Indeed. C2 was the first wiki, and these implementation details show why for a long time such a promising concept never went as far as it should have. The standard 'template' approach of wikipedia pages, and the clarity regards edit history were a great step forward.
If you look at an archive.org of the old site - http://web.archive.org/web/20160709091504/http://c2.com/cgi/... for example, at the bottom the edit date is a link. That took one to the edit history showing the IP address that made the change and the diff. It was also something that was robots.txt'ed and so isn't in archive.org.
C2 was the very first wiki. It has a great deal of historical significance.
"CS speak"? Having a formal education in CS should not be derided. Algorithms, data structures, and other components of computer science are important, and programmers lacking a knowledge of these areas can't really be trusted to work in the more demanding corners of our industry. (Many interviewers select based on these criteria.)

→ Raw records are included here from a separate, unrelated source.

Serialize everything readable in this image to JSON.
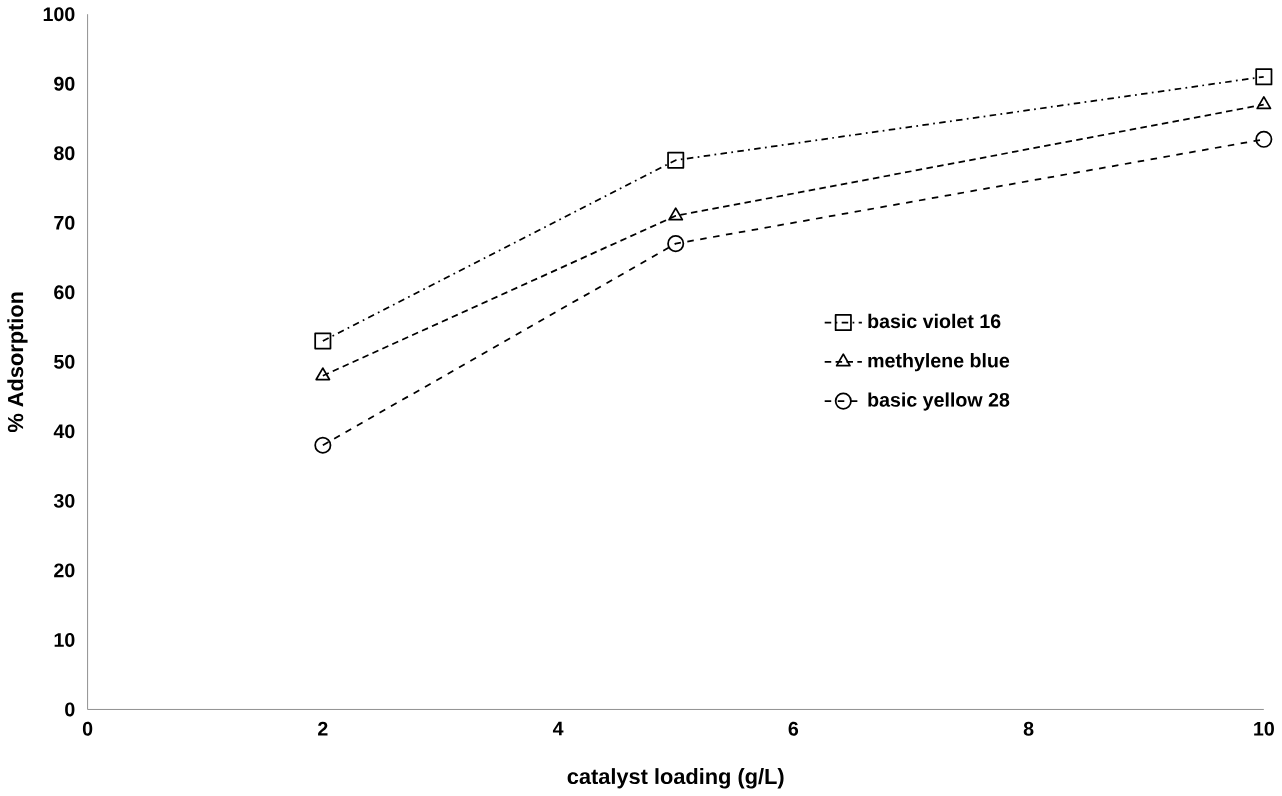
{
  "chart_data": {
    "type": "line",
    "xlabel": "catalyst loading (g/L)",
    "ylabel": "% Adsorption",
    "x": [
      2,
      5,
      10
    ],
    "series": [
      {
        "name": "basic violet 16",
        "color": "#000000",
        "values": [
          53,
          79,
          91
        ],
        "marker": "square",
        "line_style": "dashdot"
      },
      {
        "name": "methylene blue",
        "color": "#000000",
        "values": [
          48,
          71,
          87
        ],
        "marker": "triangle",
        "line_style": "dotted"
      },
      {
        "name": "basic yellow 28",
        "color": "#000000",
        "values": [
          38,
          67,
          82
        ],
        "marker": "circle",
        "line_style": "dashed"
      }
    ],
    "xlim": [
      0,
      10
    ],
    "xticks": [
      0,
      2,
      4,
      6,
      8,
      10
    ],
    "ylim": [
      0,
      100
    ],
    "yticks": [
      0,
      10,
      20,
      30,
      40,
      50,
      60,
      70,
      80,
      90,
      100
    ],
    "grid": false,
    "legend": "right"
  }
}
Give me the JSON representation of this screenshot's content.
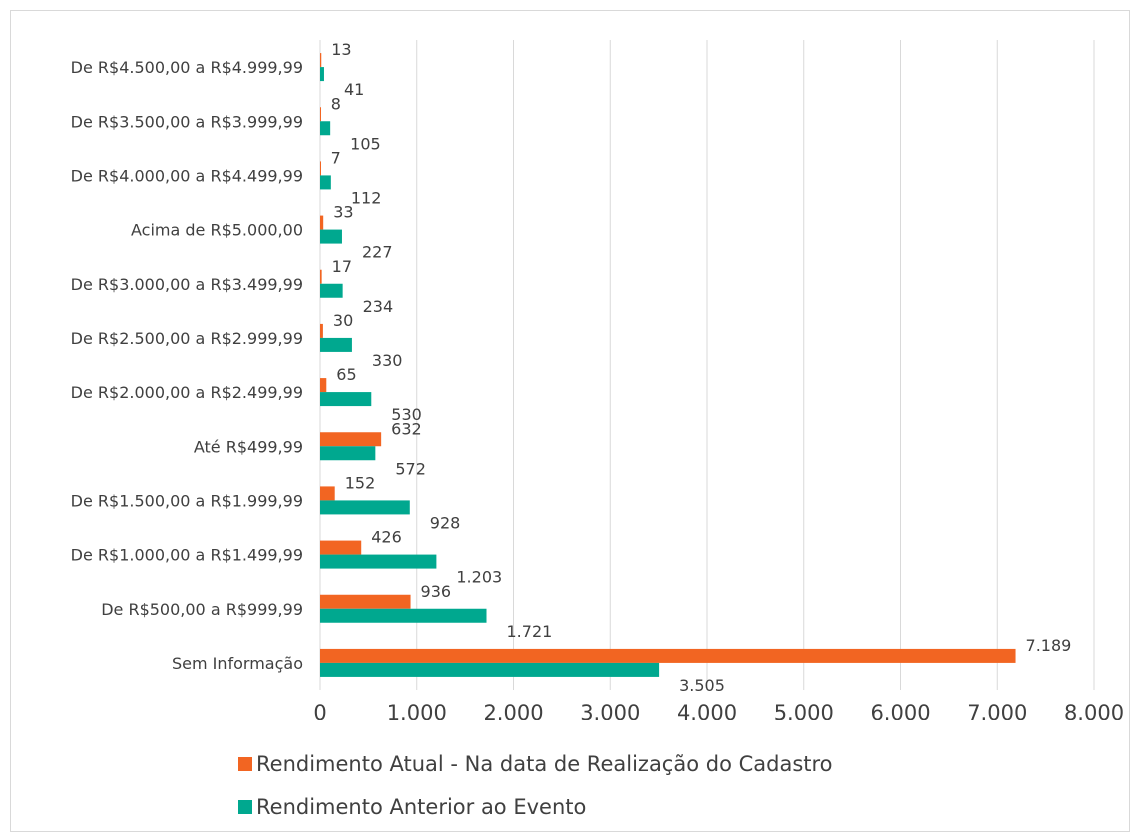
{
  "colors": {
    "series_current": "#f26522",
    "series_previous": "#00a88f",
    "grid": "#d9d9d9",
    "text": "#404040"
  },
  "chart_data": {
    "type": "bar",
    "orientation": "horizontal",
    "categories": [
      "Sem Informação",
      "De R$500,00 a R$999,99",
      "De R$1.000,00 a R$1.499,99",
      "De R$1.500,00 a R$1.999,99",
      "Até R$499,99",
      "De R$2.000,00 a R$2.499,99",
      "De R$2.500,00 a R$2.999,99",
      "De R$3.000,00 a R$3.499,99",
      "Acima de R$5.000,00",
      "De R$4.000,00 a R$4.499,99",
      "De R$3.500,00 a R$3.999,99",
      "De R$4.500,00 a R$4.999,99"
    ],
    "series": [
      {
        "name": "Rendimento Atual - Na data de Realização do Cadastro",
        "values": [
          7189,
          936,
          426,
          152,
          632,
          65,
          30,
          17,
          33,
          7,
          8,
          13
        ],
        "labels": [
          "7.189",
          "936",
          "426",
          "152",
          "632",
          "65",
          "30",
          "17",
          "33",
          "7",
          "8",
          "13"
        ]
      },
      {
        "name": "Rendimento Anterior ao Evento",
        "values": [
          3505,
          1721,
          1203,
          928,
          572,
          530,
          330,
          234,
          227,
          112,
          105,
          41
        ],
        "labels": [
          "3.505",
          "1.721",
          "1.203",
          "928",
          "572",
          "530",
          "330",
          "234",
          "227",
          "112",
          "105",
          "41"
        ]
      }
    ],
    "xlim": [
      0,
      8000
    ],
    "xticks": [
      0,
      1000,
      2000,
      3000,
      4000,
      5000,
      6000,
      7000,
      8000
    ],
    "xtick_labels": [
      "0",
      "1.000",
      "2.000",
      "3.000",
      "4.000",
      "5.000",
      "6.000",
      "7.000",
      "8.000"
    ],
    "title": "",
    "xlabel": "",
    "ylabel": "",
    "grid": "vertical",
    "legend": "bottom"
  }
}
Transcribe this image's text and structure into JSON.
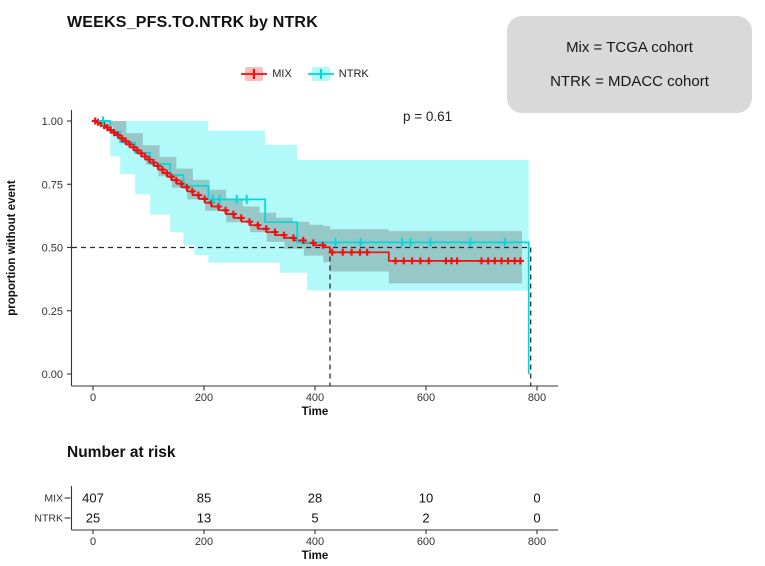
{
  "header": {
    "title": "WEEKS_PFS.TO.NTRK by NTRK"
  },
  "legend": {
    "items": [
      {
        "label": "MIX",
        "color": "#ee1111",
        "fill": "rgba(255,70,70,0.35)"
      },
      {
        "label": "NTRK",
        "color": "#00d9d9",
        "fill": "rgba(0,235,235,0.30)"
      }
    ]
  },
  "info_box": {
    "bg": "#d9d9d9",
    "line1": "Mix = TCGA cohort",
    "line2": "NTRK = MDACC cohort"
  },
  "annotations": {
    "p_value": "p = 0.61"
  },
  "risk_section": {
    "heading": "Number at risk"
  },
  "chart_data": {
    "type": "line",
    "subtype": "kaplan-meier-survival",
    "title": "WEEKS_PFS.TO.NTRK by NTRK",
    "xlabel": "Time",
    "ylabel": "proportion without event",
    "p_value_text": "p = 0.61",
    "xlim": [
      0,
      800
    ],
    "ylim": [
      0.0,
      1.0
    ],
    "x_ticks": [
      0,
      200,
      400,
      600,
      800
    ],
    "y_ticks": [
      0.0,
      0.25,
      0.5,
      0.75,
      1.0
    ],
    "y_tick_labels": [
      "0.00",
      "0.25",
      "0.50",
      "0.75",
      "1.00"
    ],
    "reference_line_y": 0.5,
    "axis_color": "#333333",
    "dash_color": "#2b2b2b",
    "series": [
      {
        "name": "MIX",
        "line_color": "#ee1111",
        "band_color": "rgba(110,125,125,0.40)",
        "censor_half": 3.5,
        "censor_stroke": 2.1,
        "median_time": 427,
        "steps": [
          [
            0,
            1.0
          ],
          [
            6,
            0.995
          ],
          [
            12,
            0.99
          ],
          [
            18,
            0.982
          ],
          [
            24,
            0.974
          ],
          [
            30,
            0.964
          ],
          [
            36,
            0.954
          ],
          [
            42,
            0.944
          ],
          [
            48,
            0.932
          ],
          [
            54,
            0.92
          ],
          [
            60,
            0.908
          ],
          [
            67,
            0.896
          ],
          [
            74,
            0.884
          ],
          [
            81,
            0.872
          ],
          [
            88,
            0.86
          ],
          [
            95,
            0.848
          ],
          [
            102,
            0.836
          ],
          [
            110,
            0.822
          ],
          [
            118,
            0.808
          ],
          [
            126,
            0.794
          ],
          [
            134,
            0.78
          ],
          [
            142,
            0.766
          ],
          [
            151,
            0.752
          ],
          [
            160,
            0.738
          ],
          [
            170,
            0.722
          ],
          [
            180,
            0.707
          ],
          [
            191,
            0.692
          ],
          [
            202,
            0.677
          ],
          [
            214,
            0.662
          ],
          [
            227,
            0.647
          ],
          [
            240,
            0.632
          ],
          [
            254,
            0.617
          ],
          [
            268,
            0.602
          ],
          [
            283,
            0.588
          ],
          [
            298,
            0.574
          ],
          [
            313,
            0.561
          ],
          [
            329,
            0.549
          ],
          [
            345,
            0.538
          ],
          [
            362,
            0.528
          ],
          [
            380,
            0.518
          ],
          [
            398,
            0.509
          ],
          [
            415,
            0.501
          ],
          [
            427,
            0.481
          ],
          [
            533,
            0.447
          ],
          [
            773,
            0.447
          ]
        ],
        "censor_times": [
          4,
          9,
          14,
          20,
          26,
          32,
          38,
          45,
          52,
          59,
          66,
          73,
          80,
          87,
          94,
          101,
          109,
          117,
          125,
          133,
          141,
          150,
          159,
          169,
          179,
          190,
          201,
          213,
          226,
          239,
          253,
          267,
          282,
          297,
          312,
          328,
          344,
          361,
          379,
          397,
          414,
          431,
          450,
          466,
          481,
          494,
          545,
          560,
          575,
          590,
          605,
          636,
          646,
          656,
          700,
          712,
          724,
          736,
          748,
          760,
          770
        ],
        "band_upper": [
          [
            0,
            1.0
          ],
          [
            30,
            1.0
          ],
          [
            60,
            0.952
          ],
          [
            90,
            0.904
          ],
          [
            120,
            0.858
          ],
          [
            150,
            0.812
          ],
          [
            180,
            0.768
          ],
          [
            210,
            0.728
          ],
          [
            240,
            0.692
          ],
          [
            270,
            0.662
          ],
          [
            300,
            0.638
          ],
          [
            330,
            0.618
          ],
          [
            360,
            0.602
          ],
          [
            390,
            0.59
          ],
          [
            415,
            0.585
          ],
          [
            427,
            0.572
          ],
          [
            533,
            0.565
          ],
          [
            773,
            0.565
          ]
        ],
        "band_lower": [
          [
            0,
            1.0
          ],
          [
            18,
            0.978
          ],
          [
            36,
            0.948
          ],
          [
            54,
            0.912
          ],
          [
            74,
            0.872
          ],
          [
            95,
            0.828
          ],
          [
            118,
            0.782
          ],
          [
            142,
            0.736
          ],
          [
            170,
            0.69
          ],
          [
            202,
            0.645
          ],
          [
            240,
            0.6
          ],
          [
            283,
            0.56
          ],
          [
            313,
            0.522
          ],
          [
            345,
            0.495
          ],
          [
            380,
            0.468
          ],
          [
            415,
            0.442
          ],
          [
            427,
            0.405
          ],
          [
            533,
            0.358
          ],
          [
            773,
            0.358
          ]
        ]
      },
      {
        "name": "NTRK",
        "line_color": "#00d9d9",
        "band_color": "rgba(0,240,240,0.30)",
        "censor_half": 4.5,
        "censor_stroke": 1.9,
        "median_time": 785,
        "steps": [
          [
            0,
            1.0
          ],
          [
            31,
            0.958
          ],
          [
            49,
            0.916
          ],
          [
            76,
            0.874
          ],
          [
            103,
            0.83
          ],
          [
            139,
            0.786
          ],
          [
            163,
            0.744
          ],
          [
            208,
            0.69
          ],
          [
            310,
            0.6
          ],
          [
            368,
            0.52
          ],
          [
            785,
            0.52
          ],
          [
            785,
            0.0
          ]
        ],
        "censor_times": [
          18,
          216,
          228,
          259,
          277,
          437,
          482,
          557,
          572,
          608,
          680,
          742
        ],
        "band_upper": [
          [
            0,
            1.0
          ],
          [
            163,
            1.0
          ],
          [
            208,
            0.962
          ],
          [
            310,
            0.905
          ],
          [
            368,
            0.846
          ],
          [
            785,
            0.846
          ]
        ],
        "band_lower": [
          [
            0,
            1.0
          ],
          [
            31,
            0.86
          ],
          [
            49,
            0.79
          ],
          [
            76,
            0.71
          ],
          [
            103,
            0.63
          ],
          [
            139,
            0.56
          ],
          [
            163,
            0.51
          ],
          [
            183,
            0.47
          ],
          [
            208,
            0.44
          ],
          [
            337,
            0.4
          ],
          [
            386,
            0.33
          ],
          [
            785,
            0.33
          ]
        ]
      }
    ],
    "risk_table": {
      "heading": "Number at risk",
      "xlabel": "Time",
      "times": [
        0,
        200,
        400,
        600,
        800
      ],
      "rows": [
        {
          "name": "MIX",
          "counts": [
            407,
            85,
            28,
            10,
            0
          ]
        },
        {
          "name": "NTRK",
          "counts": [
            25,
            13,
            5,
            2,
            0
          ]
        }
      ]
    }
  }
}
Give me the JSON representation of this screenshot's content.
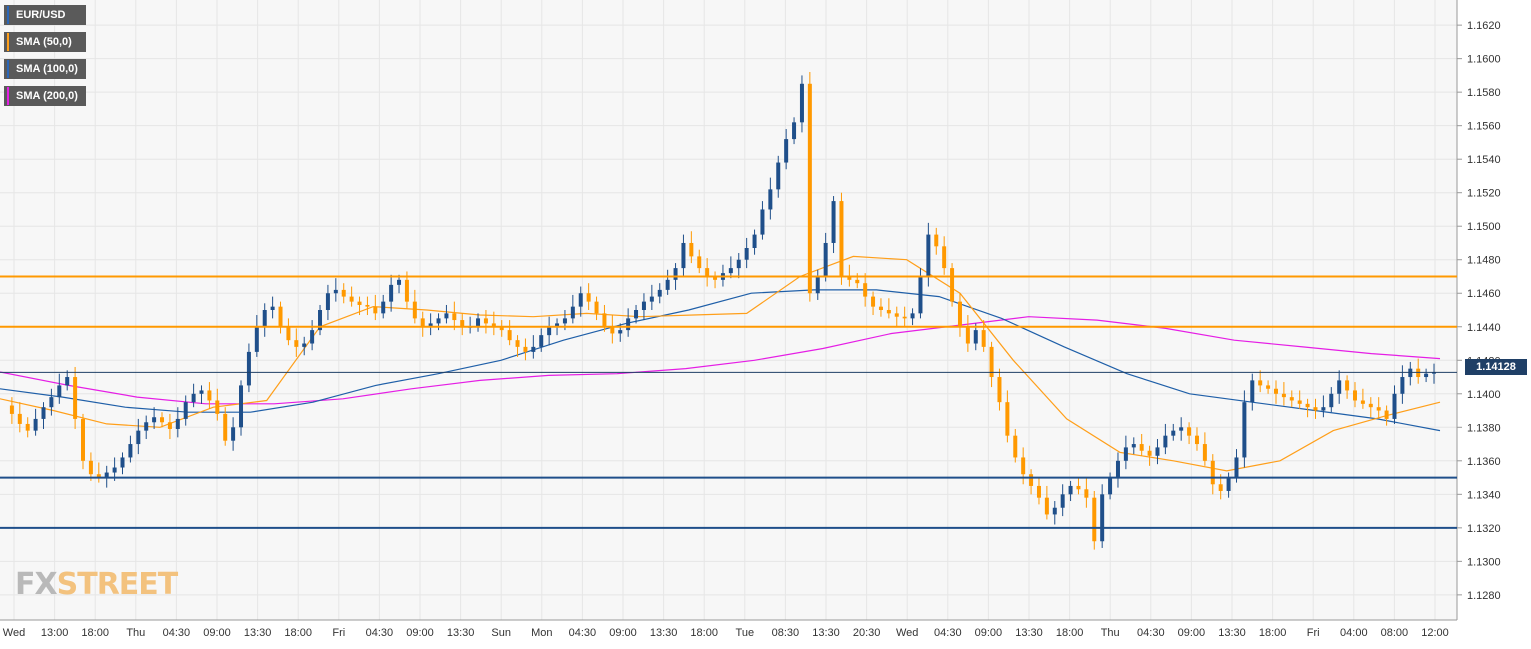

I didn't mean to deride CS terminology, but in TFA it's incoherently thrown around like someone who wants to sound like an expert but can't make solid case for anything and keeps changing their mind about what concepts even apply. I'm not sure where you were going with the trust and interviews thing, but I wouldn't hire the author of this piece (turns out its not one author though, it's a wiki).
Imperative programming is programming with time. Functional programming projects time on to space. When you add concurrency, either effectively becomes logic programming: Search runs multiple spatial processes in parallel. Constraint satisfaction treats each constraint variable as its own timeline.
We only don't think of it this way because we've traditionally linearized logic programs. You can linearize search with backtracking and you can linearize constraint satisfaction with a constraint propagation queue.